Impact of increasing freight loads on rail substructure from fracking sand transport

•A large scale triaxial testing device is used to examine railroad ballast behavior.•Varying ballasts, frac sands and water contents are used to evaluate performance.•Heavy axle loads are investigated for their impact on maintenance cycles.•For a 30 kip car load increase deformation will increase at a rate of 0.07%/MGT.•Ballast gradation is important for resisting plastic strain.

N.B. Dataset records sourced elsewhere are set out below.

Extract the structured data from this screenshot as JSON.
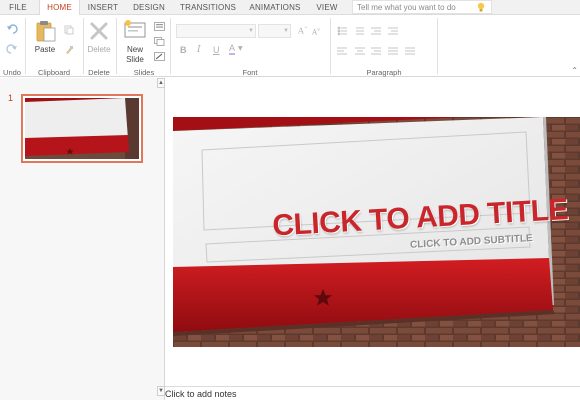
{
  "tabs": [
    {
      "label": "FILE"
    },
    {
      "label": "HOME",
      "active": true
    },
    {
      "label": "INSERT"
    },
    {
      "label": "DESIGN"
    },
    {
      "label": "TRANSITIONS"
    },
    {
      "label": "ANIMATIONS"
    },
    {
      "label": "VIEW"
    }
  ],
  "tell_me": {
    "placeholder": "Tell me what you want to do",
    "icon": "lightbulb-icon"
  },
  "ribbon": {
    "undo": {
      "group_label": "Undo",
      "undo_icon": "undo-icon",
      "redo_icon": "redo-icon"
    },
    "clipboard": {
      "group_label": "Clipboard",
      "paste_label": "Paste",
      "copy_icon": "copy-icon",
      "format_painter_icon": "format-painter-icon"
    },
    "delete": {
      "group_label": "Delete",
      "delete_label": "Delete"
    },
    "slides": {
      "group_label": "Slides",
      "new_slide_label_1": "New",
      "new_slide_label_2": "Slide",
      "layout_icon": "layout-icon",
      "duplicate_icon": "duplicate-icon",
      "reset_icon": "reset-icon"
    },
    "font": {
      "group_label": "Font",
      "font_name": "",
      "font_size": "",
      "bold": "B",
      "italic": "I",
      "underline": "U",
      "font_color": "A"
    },
    "paragraph": {
      "group_label": "Paragraph"
    }
  },
  "thumbnails": [
    {
      "number": "1",
      "selected": true
    }
  ],
  "slide": {
    "title": "CLICK TO ADD TITLE",
    "subtitle": "CLICK TO ADD SUBTITLE"
  },
  "notes": {
    "placeholder": "Click to add notes"
  },
  "colors": {
    "accent": "#c43e1c",
    "thumb_border": "#e0775a",
    "slide_red": "#b5141a",
    "title_red": "#c9262b",
    "subtitle_gray": "#8d8d8d"
  }
}
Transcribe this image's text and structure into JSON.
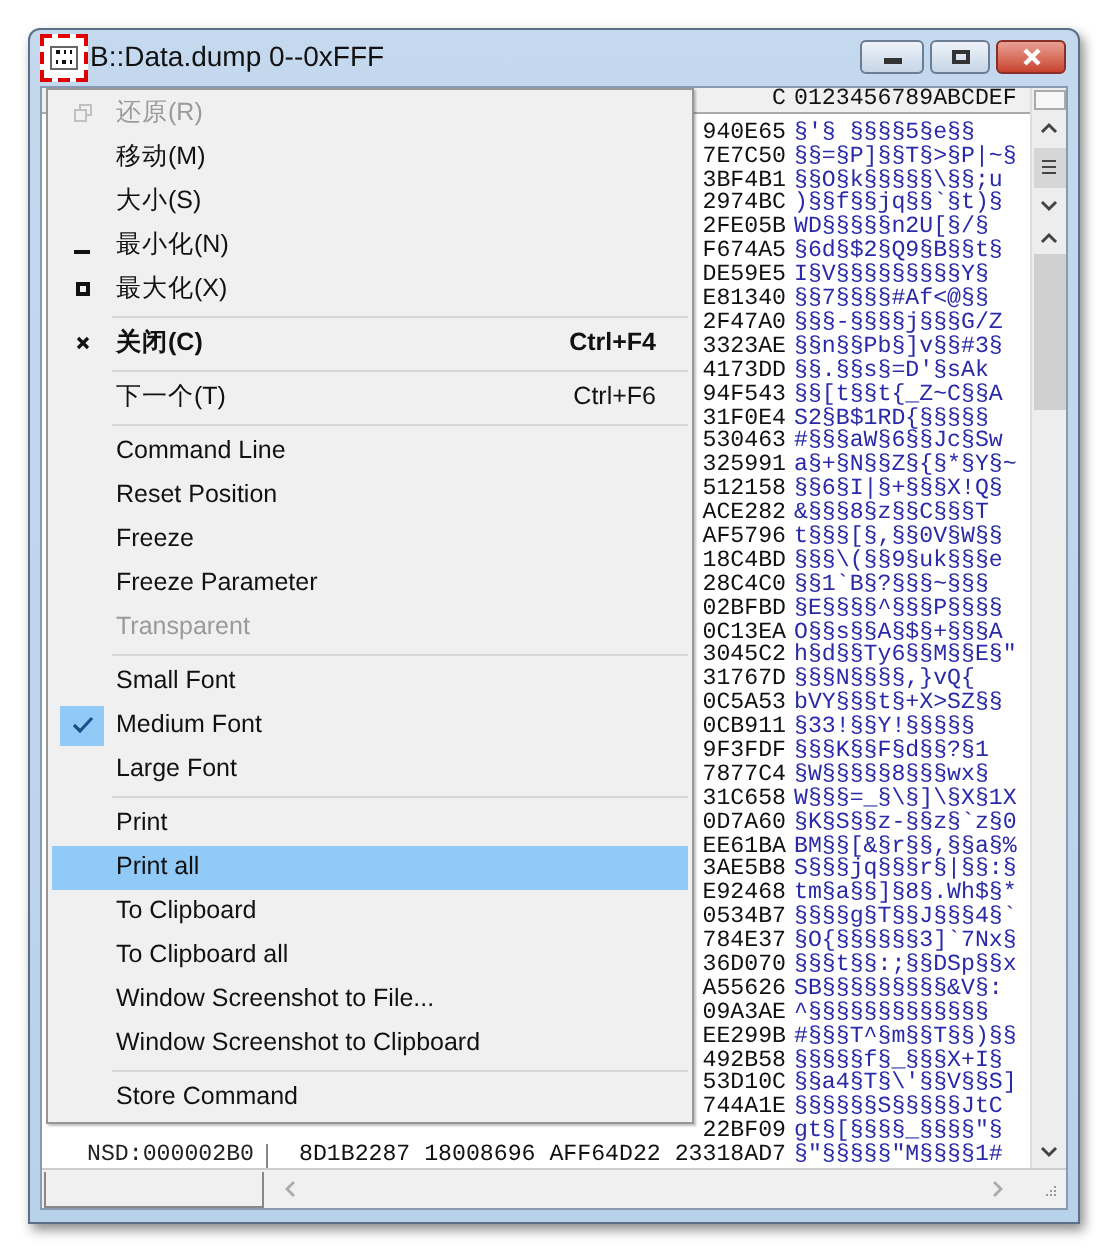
{
  "window": {
    "title": "B::Data.dump 0--0xFFF"
  },
  "dump": {
    "header_tail": "C",
    "header_ascii": "0123456789ABCDEF",
    "rows": [
      {
        "address": "",
        "hex": "940E65",
        "ascii": "§'§ §§§§5§e§§"
      },
      {
        "address": "",
        "hex": "7E7C50",
        "ascii": "§§=§P]§§T§>§P|~§"
      },
      {
        "address": "",
        "hex": "3BF4B1",
        "ascii": "§§O§k§§§§§\\§§;u"
      },
      {
        "address": "",
        "hex": "2974BC",
        "ascii": ")§§f§§jq§§`§t)§"
      },
      {
        "address": "",
        "hex": "2FE05B",
        "ascii": "WD§§§§§n2U[§/§"
      },
      {
        "address": "",
        "hex": "F674A5",
        "ascii": "§6d§$2§Q9§B§§t§"
      },
      {
        "address": "",
        "hex": "DE59E5",
        "ascii": "I§V§§§§§§§§§Y§"
      },
      {
        "address": "",
        "hex": "E81340",
        "ascii": "§§7§§§§#Af<@§§"
      },
      {
        "address": "",
        "hex": "2F47A0",
        "ascii": "§§§-§§§§j§§§G/Z"
      },
      {
        "address": "",
        "hex": "3323AE",
        "ascii": "§§n§§Pb§]v§§#3§"
      },
      {
        "address": "",
        "hex": "4173DD",
        "ascii": "§§.§§s§=D'§sAk"
      },
      {
        "address": "",
        "hex": "94F543",
        "ascii": "§§[t§§t{_Z~C§§A"
      },
      {
        "address": "",
        "hex": "31F0E4",
        "ascii": "S2§B$1RD{§§§§§"
      },
      {
        "address": "",
        "hex": "530463",
        "ascii": "#§§§aW§6§§Jc§Sw"
      },
      {
        "address": "",
        "hex": "325991",
        "ascii": "a§+§N§§Z§{§*§Y§~"
      },
      {
        "address": "",
        "hex": "512158",
        "ascii": "§§6§I|§+§§§X!Q§"
      },
      {
        "address": "",
        "hex": "ACE282",
        "ascii": "&§§§8§z§§C§§§T"
      },
      {
        "address": "",
        "hex": "AF5796",
        "ascii": "t§§§[§,§§0V§W§§"
      },
      {
        "address": "",
        "hex": "18C4BD",
        "ascii": "§§§\\(§§9§uk§§§e"
      },
      {
        "address": "",
        "hex": "28C4C0",
        "ascii": "§§1`B§?§§§~§§§"
      },
      {
        "address": "",
        "hex": "02BFBD",
        "ascii": "§E§§§§^§§§P§§§§"
      },
      {
        "address": "",
        "hex": "0C13EA",
        "ascii": "O§§s§§A§$§+§§§A"
      },
      {
        "address": "",
        "hex": "3045C2",
        "ascii": "h§d§§Ty6§§M§§E§\""
      },
      {
        "address": "",
        "hex": "31767D",
        "ascii": "§§§N§§§§,}vQ{"
      },
      {
        "address": "",
        "hex": "0C5A53",
        "ascii": "bVY§§§t§+X>SZ§§"
      },
      {
        "address": "",
        "hex": "0CB911",
        "ascii": "§33!§§Y!§§§§§"
      },
      {
        "address": "",
        "hex": "9F3FDF",
        "ascii": "§§§K§§F§d§§?§1"
      },
      {
        "address": "",
        "hex": "7877C4",
        "ascii": "§W§§§§§8§§§wx§"
      },
      {
        "address": "",
        "hex": "31C658",
        "ascii": "W§§§=_§\\§]\\§X§1X"
      },
      {
        "address": "",
        "hex": "0D7A60",
        "ascii": "§K§S§§z-§§z§`z§0"
      },
      {
        "address": "",
        "hex": "EE61BA",
        "ascii": "BM§§[&§r§§,§§a§%"
      },
      {
        "address": "",
        "hex": "3AE5B8",
        "ascii": "S§§§jq§§§r§|§§:§"
      },
      {
        "address": "",
        "hex": "E92468",
        "ascii": "tm§a§§]§8§.Wh$§*"
      },
      {
        "address": "",
        "hex": "0534B7",
        "ascii": "§§§§g§T§§J§§§4§`"
      },
      {
        "address": "",
        "hex": "784E37",
        "ascii": "§O{§§§§§§3]`7Nx§"
      },
      {
        "address": "",
        "hex": "36D070",
        "ascii": "§§§t§§:;§§DSp§§x"
      },
      {
        "address": "",
        "hex": "A55626",
        "ascii": "SB§§§§§§§§§&V§:"
      },
      {
        "address": "",
        "hex": "09A3AE",
        "ascii": "^§§§§§§§§§§§§§"
      },
      {
        "address": "",
        "hex": "EE299B",
        "ascii": "#§§§T^§m§§T§§)§§"
      },
      {
        "address": "",
        "hex": "492B58",
        "ascii": "§§§§§f§_§§§X+I§"
      },
      {
        "address": "",
        "hex": "53D10C",
        "ascii": "§§a4§T§\\'§§V§§S]"
      },
      {
        "address": "",
        "hex": "744A1E",
        "ascii": "§§§§§§S§§§§§JtC"
      },
      {
        "address": "",
        "hex": "22BF09",
        "ascii": "gt§[§§§§_§§§§\"§"
      },
      {
        "address": "NSD:000002B0",
        "hex": "8D1B2287 18008696 AFF64D22 23318AD7",
        "ascii": "§\"§§§§§\"M§§§§1#"
      }
    ]
  },
  "menu": {
    "sections": [
      [
        {
          "kind": "restore",
          "label": "还原(R)",
          "disabled": true,
          "bold": false,
          "checked": false,
          "selected": false
        },
        {
          "kind": "plain",
          "label": "移动(M)",
          "disabled": false,
          "bold": false,
          "checked": false,
          "selected": false
        },
        {
          "kind": "plain",
          "label": "大小(S)",
          "disabled": false,
          "bold": false,
          "checked": false,
          "selected": false
        },
        {
          "kind": "minimize",
          "label": "最小化(N)",
          "disabled": false,
          "bold": false,
          "checked": false,
          "selected": false
        },
        {
          "kind": "maximize",
          "label": "最大化(X)",
          "disabled": false,
          "bold": false,
          "checked": false,
          "selected": false
        }
      ],
      [
        {
          "kind": "close",
          "label": "关闭(C)",
          "shortcut": "Ctrl+F4",
          "disabled": false,
          "bold": true,
          "checked": false,
          "selected": false
        }
      ],
      [
        {
          "kind": "plain",
          "label": "下一个(T)",
          "shortcut": "Ctrl+F6",
          "disabled": false,
          "bold": false,
          "checked": false,
          "selected": false
        }
      ],
      [
        {
          "kind": "plain",
          "label": "Command Line",
          "disabled": false,
          "bold": false,
          "checked": false,
          "selected": false
        },
        {
          "kind": "plain",
          "label": "Reset Position",
          "disabled": false,
          "bold": false,
          "checked": false,
          "selected": false
        },
        {
          "kind": "plain",
          "label": "Freeze",
          "disabled": false,
          "bold": false,
          "checked": false,
          "selected": false
        },
        {
          "kind": "plain",
          "label": "Freeze Parameter",
          "disabled": false,
          "bold": false,
          "checked": false,
          "selected": false
        },
        {
          "kind": "plain",
          "label": "Transparent",
          "disabled": true,
          "bold": false,
          "checked": false,
          "selected": false
        }
      ],
      [
        {
          "kind": "plain",
          "label": "Small Font",
          "disabled": false,
          "bold": false,
          "checked": false,
          "selected": false
        },
        {
          "kind": "plain",
          "label": "Medium Font",
          "disabled": false,
          "bold": false,
          "checked": true,
          "selected": false
        },
        {
          "kind": "plain",
          "label": "Large Font",
          "disabled": false,
          "bold": false,
          "checked": false,
          "selected": false
        }
      ],
      [
        {
          "kind": "plain",
          "label": "Print",
          "disabled": false,
          "bold": false,
          "checked": false,
          "selected": false
        },
        {
          "kind": "plain",
          "label": "Print all",
          "disabled": false,
          "bold": false,
          "checked": false,
          "selected": true
        },
        {
          "kind": "plain",
          "label": "To Clipboard",
          "disabled": false,
          "bold": false,
          "checked": false,
          "selected": false
        },
        {
          "kind": "plain",
          "label": "To Clipboard all",
          "disabled": false,
          "bold": false,
          "checked": false,
          "selected": false
        },
        {
          "kind": "plain",
          "label": "Window Screenshot to File...",
          "disabled": false,
          "bold": false,
          "checked": false,
          "selected": false
        },
        {
          "kind": "plain",
          "label": "Window Screenshot to Clipboard",
          "disabled": false,
          "bold": false,
          "checked": false,
          "selected": false
        }
      ],
      [
        {
          "kind": "plain",
          "label": "Store Command",
          "disabled": false,
          "bold": false,
          "checked": false,
          "selected": false
        }
      ]
    ]
  }
}
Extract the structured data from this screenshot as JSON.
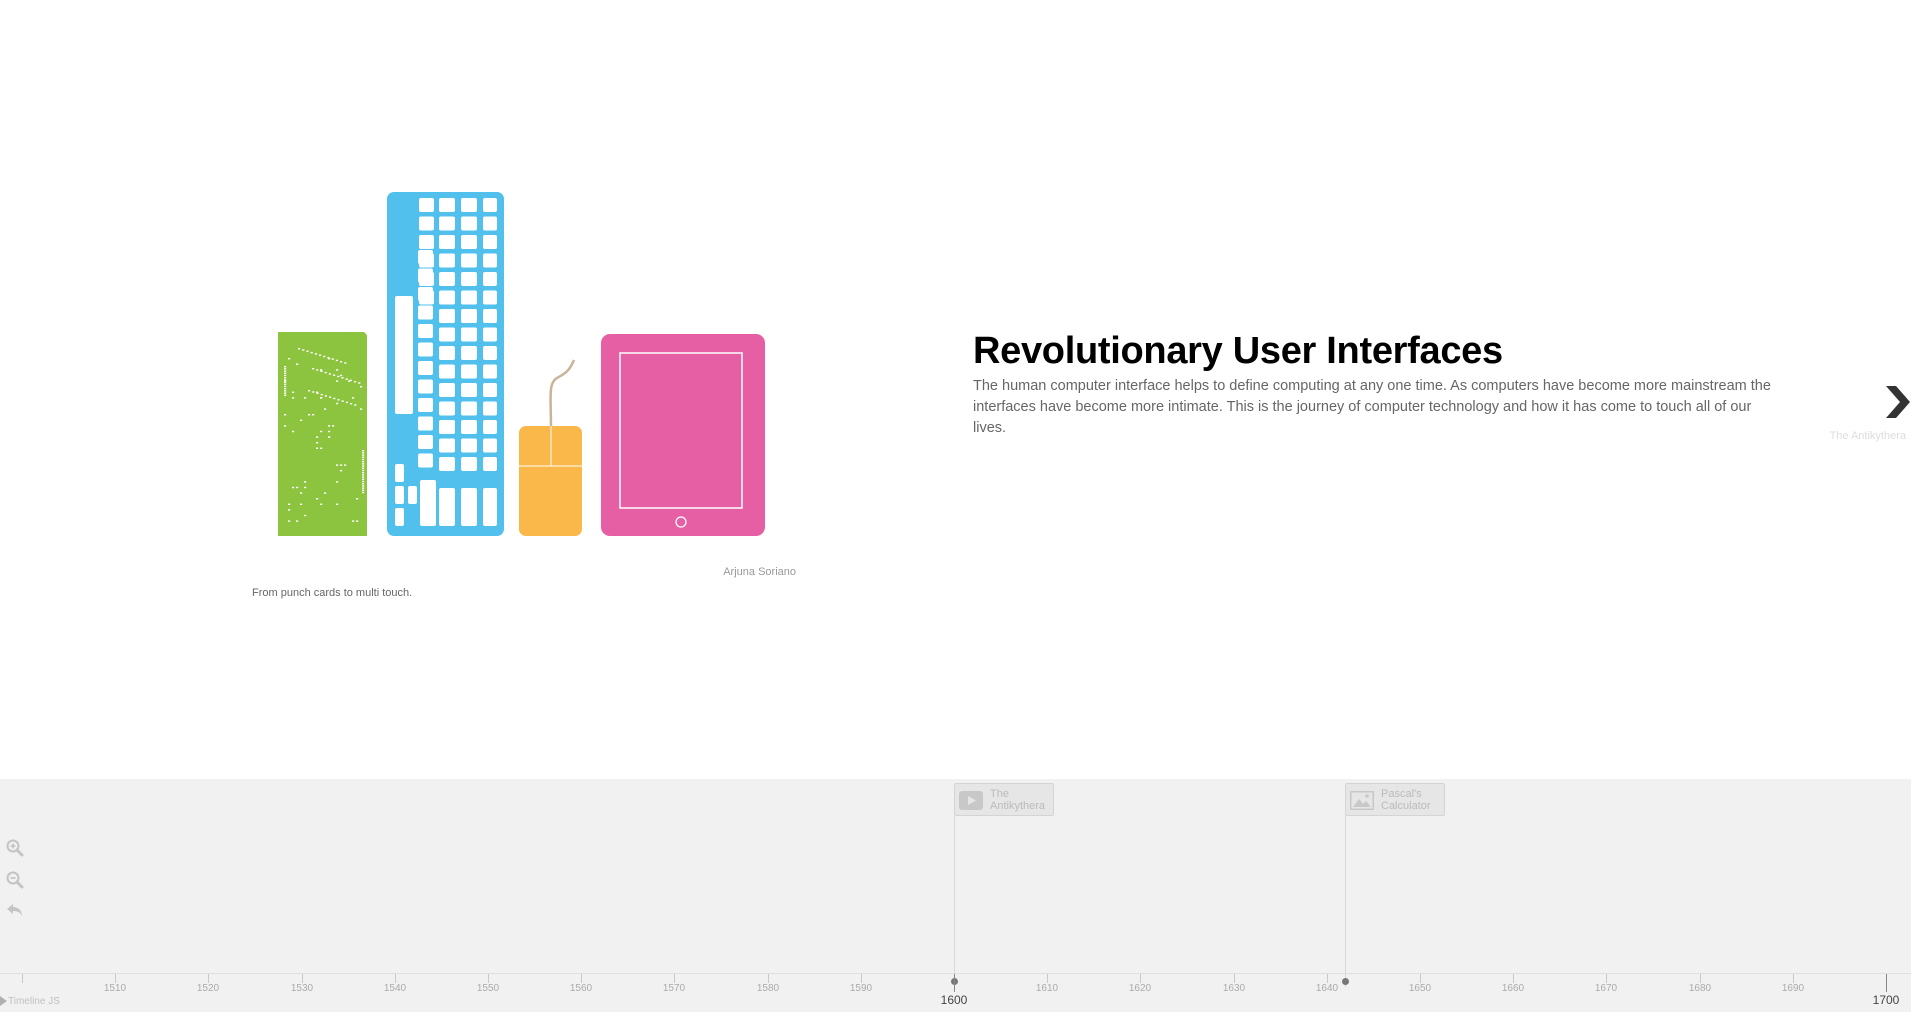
{
  "slide": {
    "headline": "Revolutionary User Interfaces",
    "body": "The human computer interface helps to define computing at any one time. As computers have become more mainstream the interfaces have become more intimate. This is the journey of computer technology and how it has come to touch all of our lives.",
    "media_credit": "Arjuna Soriano",
    "media_caption": "From punch cards to multi touch.",
    "media_icons": [
      "punch-card-icon",
      "keyboard-icon",
      "mouse-icon",
      "tablet-icon"
    ],
    "next": {
      "title": "The Antikythera",
      "icon": "chevron-right-icon"
    }
  },
  "timenav": {
    "tools": [
      "zoom-in-icon",
      "zoom-out-icon",
      "back-to-start-icon"
    ],
    "markers": [
      {
        "title": "The Antikythera",
        "year": 1600,
        "icon": "video-icon"
      },
      {
        "title": "Pascal's Calculator",
        "year": 1642,
        "icon": "image-icon"
      }
    ],
    "axis": {
      "start": 1500,
      "end": 1700,
      "minor_labels": [
        "1510",
        "1520",
        "1530",
        "1540",
        "1550",
        "1560",
        "1570",
        "1580",
        "1590",
        "1610",
        "1620",
        "1630",
        "1640",
        "1650",
        "1660",
        "1670",
        "1680",
        "1690"
      ],
      "major_labels": [
        "1600",
        "1700"
      ]
    },
    "brand": "Timeline JS"
  },
  "colors": {
    "punch_card": "#8cc43f",
    "keyboard": "#52c0ec",
    "mouse": "#fbb84a",
    "tablet": "#e65fa4",
    "timenav_bg": "#f1f1f1"
  }
}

The increased use of the hydraulic fracturing technique, used extensively in the USA for oil and natural gas extraction, has significantly expanded the frac sand market and will impact existing freight rail corridors. This growth in the freight rail sector is expected to raise the operation and maintenance costs for the railroads due to the increase in heavy axle loads (HAL), traffic in million gross tons per year (MGT), and fouling from surface spillage.The impact of HAL on the ballast layer have been studied in some detail; however, it is unknown how infiltration of frac sand into the ballast layer affects the deformational response of the track structure. The purpose of this study was to determine the deformation response due to surface spillage of frac sand into the ballast layer and quantify the effect of moisture in the frac sand-ballast matrix compared to clean ballast.Three ballast and three frac sand samples were used in this study, of which the following basic properties were characterized: particle-size distribution, mineralogy classification, particle shape, bulk density, void ratio, particle shape, hydraulic conductivity, and soil water characteristic curves. These properties were used to optimize the large-scale cyclic triaxial (LSCT) test method. The results of HAL tests show an increased rate of strain accumulation averaging 0.07%/MGT for every 30-kip car load increase. The results of the surface spillage tests show an average increased rate of strain accumulation averaging 0.05%/MGT, 0.13%/MGT, and 0.31%/MGT for AREMA ballast #24, #4A, and #5 respectively, for a 7% increase in gravimetric water content. These results are crucial for estimating any changes in maintenance cycles and creating life cycle costs estimations. This study will help determine the future of the railway system and how to best engineer solutions for this growing transportation industry.